I like some of the filming techniques of this film like the blurred bystanders and shaking camera in the chase scenes and the sped-up background flowing around the main characters. It was also really interesting to see the Hong-Kong and the influence that American products have there. I doubt the companies (like coca-cola) bought product placement space in the film like they do in some american films but it sure showed up alot. I would have liked the film more if the two stories had come together in the end. It's interesting that the two stories appeared to be very similar and happening at the same time. I couldn't help but feel frustrated that that they both ended in a bit of a cliff-hanger.

Lucas Ashland

Chungking Express was an interesting movie to watch, especially because it was an extreme contrast to the Terrence Malick movies we just finished Watching. While Malick's films showed the viewer wide open landscapes and scenery, Wong Kar-wai's film felt claustrophobic and the settings seemed small and cramped in comparison. Wong Kar-wai's film seemed to be filmed mostly at night, especially in the first half, but Malick tended to film most of his films during the day. It is interesting to look at these two different styles of filming movies that have to do with dealing with depression and loneliness.

Karl Amspacher

I enjoyed Chungking Express, and thought it was a nice change of pace from the Terence Malick films. I can see why Quentin Tarantino would want to import this film, as its narrative structure is similar to many of his films. I hope that the next films are as refreshing as this one was.

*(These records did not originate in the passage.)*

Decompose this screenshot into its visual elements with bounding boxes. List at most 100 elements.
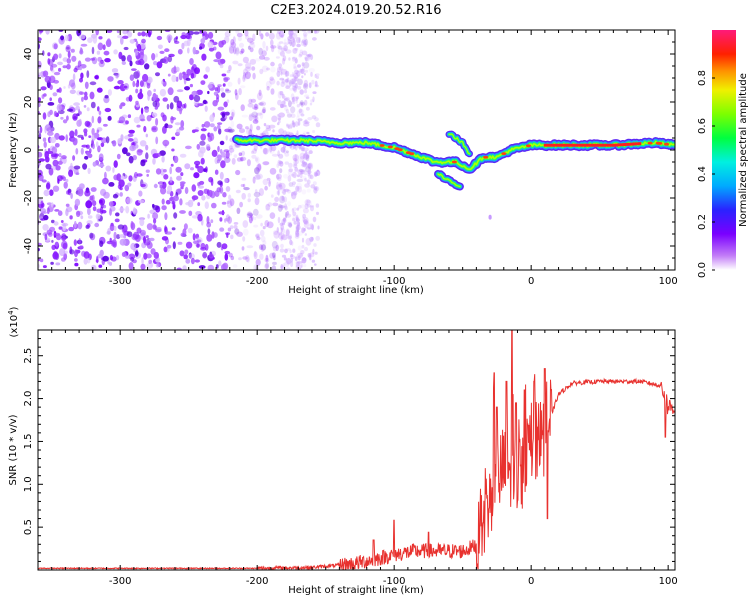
noise-blob bbox=[218, 260, 222, 267]
noise-blob bbox=[40, 200, 44, 208]
noise-blob bbox=[151, 53, 156, 61]
noise-blob bbox=[133, 171, 138, 179]
noise-blob bbox=[86, 107, 90, 112]
noise-blob bbox=[132, 231, 140, 240]
noise-blob bbox=[89, 148, 92, 154]
signal-track-layer bbox=[448, 133, 470, 155]
noise-blob bbox=[86, 223, 91, 228]
colorbar-tick-label: 0.2 bbox=[697, 214, 708, 230]
noise-blob bbox=[99, 240, 104, 247]
hotspot bbox=[594, 143, 597, 147]
noise-blob bbox=[277, 42, 281, 47]
noise-blob bbox=[218, 40, 224, 48]
noise-blob bbox=[140, 48, 144, 56]
noise-blob bbox=[268, 124, 276, 129]
noise-blob bbox=[44, 75, 52, 83]
noise-blob bbox=[280, 224, 285, 231]
noise-blob bbox=[192, 240, 200, 244]
noise-blob bbox=[84, 81, 89, 90]
noise-blob bbox=[128, 262, 134, 270]
noise-blob bbox=[258, 188, 264, 197]
noise-blob bbox=[258, 47, 264, 56]
noise-blob bbox=[189, 83, 193, 88]
noise-blob bbox=[202, 35, 206, 41]
noise-blob bbox=[211, 202, 217, 209]
noise-blob bbox=[163, 169, 167, 173]
noise-blob bbox=[253, 104, 259, 108]
noise-blob bbox=[277, 244, 280, 249]
noise-blob bbox=[94, 75, 99, 80]
noise-blob bbox=[73, 220, 77, 229]
noise-blob bbox=[285, 108, 289, 114]
noise-blob bbox=[144, 63, 150, 70]
noise-blob bbox=[57, 160, 63, 165]
noise-blob bbox=[248, 98, 253, 104]
noise-blob bbox=[309, 174, 314, 180]
noise-blob bbox=[294, 159, 300, 165]
noise-blob bbox=[109, 254, 113, 261]
noise-blob bbox=[292, 154, 300, 162]
noise-blob bbox=[161, 155, 165, 163]
noise-blob bbox=[224, 253, 229, 261]
noise-blob bbox=[134, 50, 139, 56]
noise-blob bbox=[249, 124, 253, 132]
noise-blob bbox=[304, 56, 307, 60]
noise-blob bbox=[112, 140, 117, 147]
noise-blob bbox=[91, 46, 95, 55]
noise-blob bbox=[307, 227, 312, 230]
noise-blob bbox=[107, 115, 112, 121]
noise-blob bbox=[96, 87, 103, 93]
noise-blob bbox=[79, 183, 85, 190]
noise-blob bbox=[232, 36, 236, 44]
noise-blob bbox=[291, 101, 296, 105]
noise-blob bbox=[235, 47, 240, 55]
noise-blob bbox=[290, 78, 295, 85]
noise-blob bbox=[38, 242, 42, 246]
noise-blob bbox=[300, 68, 305, 75]
noise-blob bbox=[108, 261, 113, 266]
noise-blob bbox=[222, 192, 227, 198]
noise-blob bbox=[239, 201, 244, 208]
noise-blob bbox=[39, 126, 43, 134]
noise-blob bbox=[143, 54, 148, 63]
noise-blob bbox=[252, 115, 258, 121]
noise-blob bbox=[277, 44, 281, 49]
noise-blob bbox=[138, 190, 143, 197]
noise-blob bbox=[100, 142, 105, 148]
noise-blob bbox=[277, 115, 282, 120]
noise-blob bbox=[241, 150, 246, 156]
noise-blob bbox=[58, 226, 63, 230]
noise-blob bbox=[273, 230, 280, 239]
noise-blob bbox=[247, 192, 251, 198]
noise-blob bbox=[51, 63, 58, 68]
noise-blob bbox=[200, 242, 206, 250]
noise-blob bbox=[291, 241, 294, 246]
noise-blob bbox=[171, 200, 175, 205]
noise-blob bbox=[207, 41, 214, 49]
noise-blob bbox=[237, 36, 242, 42]
noise-blob bbox=[298, 108, 303, 114]
noise-blob bbox=[205, 166, 208, 173]
noise-blob bbox=[52, 92, 58, 97]
noise-blob bbox=[303, 72, 306, 76]
noise-blob bbox=[123, 235, 127, 239]
noise-blob bbox=[80, 215, 84, 220]
noise-blob bbox=[65, 44, 71, 53]
hotspot bbox=[451, 160, 457, 164]
noise-blob bbox=[287, 221, 292, 225]
noise-blob bbox=[313, 187, 318, 194]
noise-blob bbox=[119, 192, 123, 197]
noise-blob bbox=[162, 125, 167, 134]
hotspot bbox=[609, 143, 612, 147]
noise-blob bbox=[282, 263, 286, 267]
noise-blob bbox=[296, 174, 300, 178]
noise-blob bbox=[131, 68, 137, 71]
noise-blob bbox=[136, 227, 142, 234]
noise-blob bbox=[64, 34, 70, 42]
noise-blob bbox=[295, 98, 298, 104]
signal-lower-branch bbox=[434, 170, 464, 191]
noise-blob bbox=[240, 48, 245, 54]
noise-blob bbox=[122, 30, 128, 35]
noise-blob bbox=[265, 45, 269, 52]
noise-blob bbox=[128, 175, 133, 182]
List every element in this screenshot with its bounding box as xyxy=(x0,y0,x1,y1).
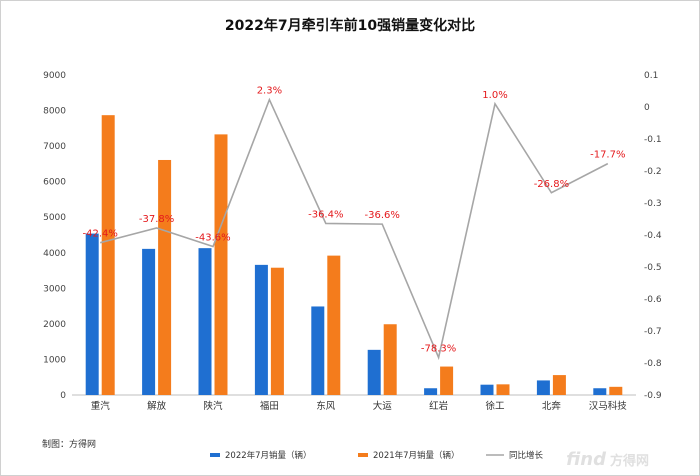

In the beginning I wasn't too thrilled with the movie. It was very chaotic, busy and "foreign" (not that foreign is a bad thing, just not something I'm used to) But once I got used to pre-reading the captions then watching the action I started to like what Kar-wai was bringing to the screen. Each storyline seemed to be one "chunk" of the character's life. As if one day the cameras just flew in, then just as soon disappeared leaving us guessing as to how the stories ended.

Melissa Werner

I loved this movie. I thought the characters were intriguing, and I wanted to know more about them. I may have been a little less thrown off by the English signs and the large amount of American product advertisements, as well as the general style of the film, simply because I lived in Asia for a year, and got used to seeing these kind of things ALL THE TIME. (Yes, what you're seeing is fairly accurate, even many years after the making of this film.) I also enjoyed the combination of the two stories, because in such a crowded city, somehow it feels right to switch focus suddenly to completely different people - and know that you may never see the other couple again. To me, it just seems to fit the environment they're living in, it's fast paced, chaotic and things may change in a instant. Of course, I say all that, but I truly wonder what my viewing experience would have been like if I had not known beforehand that this would be happening? In any case, I can not wait to watch more Wong Kar-wai movies!